南北の枠超え、故郷の曲−−在日の歌手と素人合唱団が「音楽の夕べ」
◇30日に中野ゼロホール
三八度線の両側で舞台に立った、唯一の在日コリアン歌手で二期会会員のオペラ歌手、田月仙さんと在日一―三世で作る合唱団などが共演する音楽会「50曲の歌でつづる解放50年音楽の夕べ」が三十日、中野区の中野ゼロホールで開かれる。
戦後五十年間、「在日」として暮らしてきた人々が故郷を思いながら口ずさんだ五十曲を披露し、若い世代には忘れかけた歴史を伝える。南北の枠を超えた在日の有志で企画された。
民族歌「アリラン」や一九二〇年代の「鳳仙花」、戦後の「平壌はわが心の故郷」「ソウル賛歌」などを田さんらプロの芸術家と、田さんの指導を受けた素人の在日一―三世約四十人で作る「ノグリ(ハングルでタヌキの意味)合唱団」が歌う。

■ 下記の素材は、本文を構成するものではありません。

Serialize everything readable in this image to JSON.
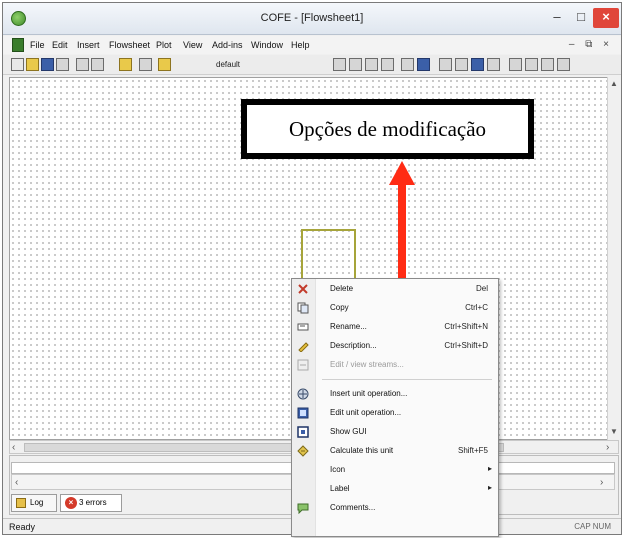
{
  "window": {
    "title": "COFE - [Flowsheet1]",
    "minimize": "–",
    "maximize": "□",
    "close": "×"
  },
  "menubar": {
    "items": [
      "File",
      "Edit",
      "Insert",
      "Flowsheet",
      "Plot",
      "View",
      "Add-ins",
      "Window",
      "Help"
    ],
    "mdi_controls": "– ⧉ ×"
  },
  "toolbar": {
    "style_value": "default"
  },
  "callout": {
    "text": "Opções de modificação",
    "arrow_color": "#ff2b14"
  },
  "context_menu": {
    "items": [
      {
        "label": "Delete",
        "shortcut": "Del",
        "icon": "delete-x-icon"
      },
      {
        "label": "Copy",
        "shortcut": "Ctrl+C",
        "icon": "copy-icon"
      },
      {
        "label": "Rename...",
        "shortcut": "Ctrl+Shift+N",
        "icon": "rename-icon"
      },
      {
        "label": "Description...",
        "shortcut": "Ctrl+Shift+D",
        "icon": "description-icon"
      },
      {
        "label": "Edit / view streams...",
        "shortcut": "",
        "icon": "streams-icon",
        "disabled": true
      },
      {
        "label": "Insert unit operation...",
        "shortcut": "",
        "icon": "insert-unit-icon"
      },
      {
        "label": "Edit unit operation...",
        "shortcut": "",
        "icon": "edit-unit-icon"
      },
      {
        "label": "Show GUI",
        "shortcut": "",
        "icon": "gui-icon"
      },
      {
        "label": "Calculate this unit",
        "shortcut": "Shift+F5",
        "icon": "calculate-icon"
      },
      {
        "label": "Icon",
        "shortcut": "",
        "submenu": true
      },
      {
        "label": "Label",
        "shortcut": "",
        "submenu": true
      },
      {
        "label": "Comments...",
        "shortcut": "",
        "icon": "comments-icon"
      }
    ],
    "submenu_glyph": "▸"
  },
  "lower_panel": {
    "tabs": [
      {
        "label": "Log",
        "icon": "log-icon"
      },
      {
        "label": "3 errors",
        "icon": "error-icon"
      }
    ]
  },
  "statusbar": {
    "text": "Ready",
    "indicators": "CAP NUM"
  },
  "colors": {
    "close_button": "#e0463a",
    "callout_border": "#000000",
    "arrow": "#ff2b14",
    "unit_block_border": "#a6a43a"
  }
}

合唱団の一員で、音楽会事務局の中心メンバー、金清貴さん(24)は「南北どちらの団体にも頼らず自由に選曲し、出演者の交渉もしました。政治的に困難な面もありましたが、南北の壁や世代を完全に越えた公演は初めて。在日の歴史は日本の歴史の一部であることを再認識する機会にしてほしい」と参加を呼びかけている。